Of course it was all BS.  In the majority of cases the “bug” wouldn’t be a problem. In even more cases operational systems dictated by bean counters in head office proved disastrous for the operating companies.  Most of the consulting firms are now out of that business, but SAP continues almost unencumbered by competition.

Once all the fuss died down after January 2000 the ERP market was stuffed.  The BC peddlers needed to find something else to fool the world with, and they did – CRM.

Over the last decade CRM has become THE topic for IT guys and consultants trying to create jobs for themselves.  The sales functions were the only parts of the business the beancounters and IT departments hadn’t yet managed to interfere with.  This created a bandwagon which now batters us from every direction – “You’ve just got to have CRM.”

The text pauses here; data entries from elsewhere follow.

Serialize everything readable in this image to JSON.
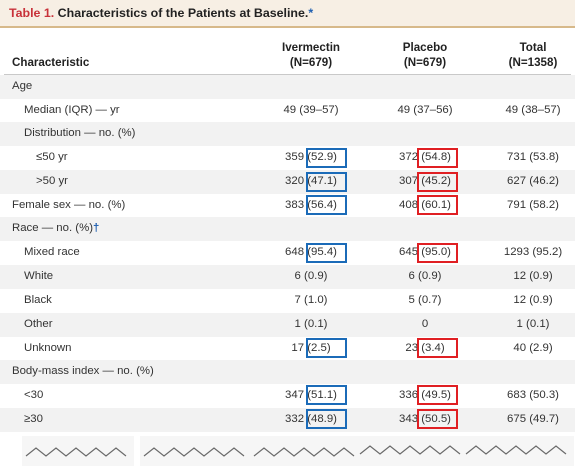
{
  "table": {
    "title_label": "Table 1.",
    "title_text": "Characteristics of the Patients at Baseline.",
    "title_mark": "*",
    "headers": {
      "characteristic": "Characteristic",
      "ivermectin": "Ivermectin",
      "ivermectin_n": "(N=679)",
      "placebo": "Placebo",
      "placebo_n": "(N=679)",
      "total": "Total",
      "total_n": "(N=1358)"
    },
    "rows": [
      {
        "label": "Age",
        "ivermectin": "",
        "placebo": "",
        "total": ""
      },
      {
        "label": "Median (IQR) — yr",
        "ivermectin": "49 (39–57)",
        "placebo": "49 (37–56)",
        "total": "49 (38–57)"
      },
      {
        "label": "Distribution — no. (%)",
        "ivermectin": "",
        "placebo": "",
        "total": ""
      },
      {
        "label": "≤50 yr",
        "ivermectin": "359 (52.9)",
        "placebo": "372 (54.8)",
        "total": "731 (53.8)"
      },
      {
        "label": ">50 yr",
        "ivermectin": "320 (47.1)",
        "placebo": "307 (45.2)",
        "total": "627 (46.2)"
      },
      {
        "label": "Female sex — no. (%)",
        "ivermectin": "383 (56.4)",
        "placebo": "408 (60.1)",
        "total": "791 (58.2)"
      },
      {
        "label": "Race — no. (%)",
        "label_mark": "†",
        "ivermectin": "",
        "placebo": "",
        "total": ""
      },
      {
        "label": "Mixed race",
        "ivermectin": "648 (95.4)",
        "placebo": "645 (95.0)",
        "total": "1293 (95.2)"
      },
      {
        "label": "White",
        "ivermectin": "6 (0.9)",
        "placebo": "6 (0.9)",
        "total": "12 (0.9)"
      },
      {
        "label": "Black",
        "ivermectin": "7 (1.0)",
        "placebo": "5 (0.7)",
        "total": "12 (0.9)"
      },
      {
        "label": "Other",
        "ivermectin": "1 (0.1)",
        "placebo": "0",
        "total": "1 (0.1)"
      },
      {
        "label": "Unknown",
        "ivermectin": "17 (2.5)",
        "placebo": "23 (3.4)",
        "total": "40 (2.9)"
      },
      {
        "label": "Body-mass index — no. (%)",
        "ivermectin": "",
        "placebo": "",
        "total": ""
      },
      {
        "label": "<30",
        "ivermectin": "347 (51.1)",
        "placebo": "336 (49.5)",
        "total": "683 (50.3)"
      },
      {
        "label": "≥30",
        "ivermectin": "332 (48.9)",
        "placebo": "343 (50.5)",
        "total": "675 (49.7)"
      }
    ]
  },
  "colors": {
    "title_accent": "#c8323a",
    "highlight_ivermectin": "#1b6bb8",
    "highlight_placebo": "#e01f23",
    "row_shade": "#f2f2f2"
  },
  "icons": [
    "zigzag-wave-icon"
  ]
}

Despite inummerable stories of failed projects, the band wagon rolls on.  The success of salesforce.com has encouraged more start ups than we can count.  Internet technologies have made it easy for anybody to get into supplying SaaS CRM, and even easier for others to become experts by blogging about it.  CRM has become the natural home of the BS merchants.

For all those hard working people trying to find a way of improving sales performance and increasing customer satisfaction, but confused by the BS, here are some facts.

  • CRM isn’t a technology, or even a software package.  It’s a philosophy.  Managing relationships with customers has always been fundamental to successful business.  It didn’t suddenly appear in 2000.
  • Until the beancounters and IT “witch doctors” got involved, managing relationships with customers was left to the experts – sales reps, account directors, business owner managers.  These were the people who understood how to do it, and still are.  Beancounters and software marketing aren’t.  This is why CRM projects fail so regularly – with amateurs dictating to professionals.
  • No two businesses are the same (don’t tell SAP, please) so the chances of there being a single, best software solution for every business don’t exist. Anybody who has a CRM system just right for your business will go bust, because you’re the only customer.
  • Managing customer relationships is an extremely complex task, unless you sell hot dogs.  Every customer will be different and require individual interactions.  This isn’t simple.  Any CRM solution claiming to be simple has missed the point.  Anybody claiming to offer a “simple” CRM system doesn’t know what he’s talking about – probably a beancounter, marketer or programmer.
  • Managing customer relationships isn’t a stand alone function.  The systems needed to support the roles have to be a fundamental component of business operations.  If the relationship isn’t tied into planning, scheduling and review of the end to end process customers will be divorced from the delivery and service mechanisms.

Conclusion – any business wanting to use software to improve customer relationships won’t find a silver bullet in any package software.  It’ll only find it in software tools that let the business work the way it wants to, and not get in the way.  It’ll only be successful if it enables, as opposed to contrains, the people who interface with customers.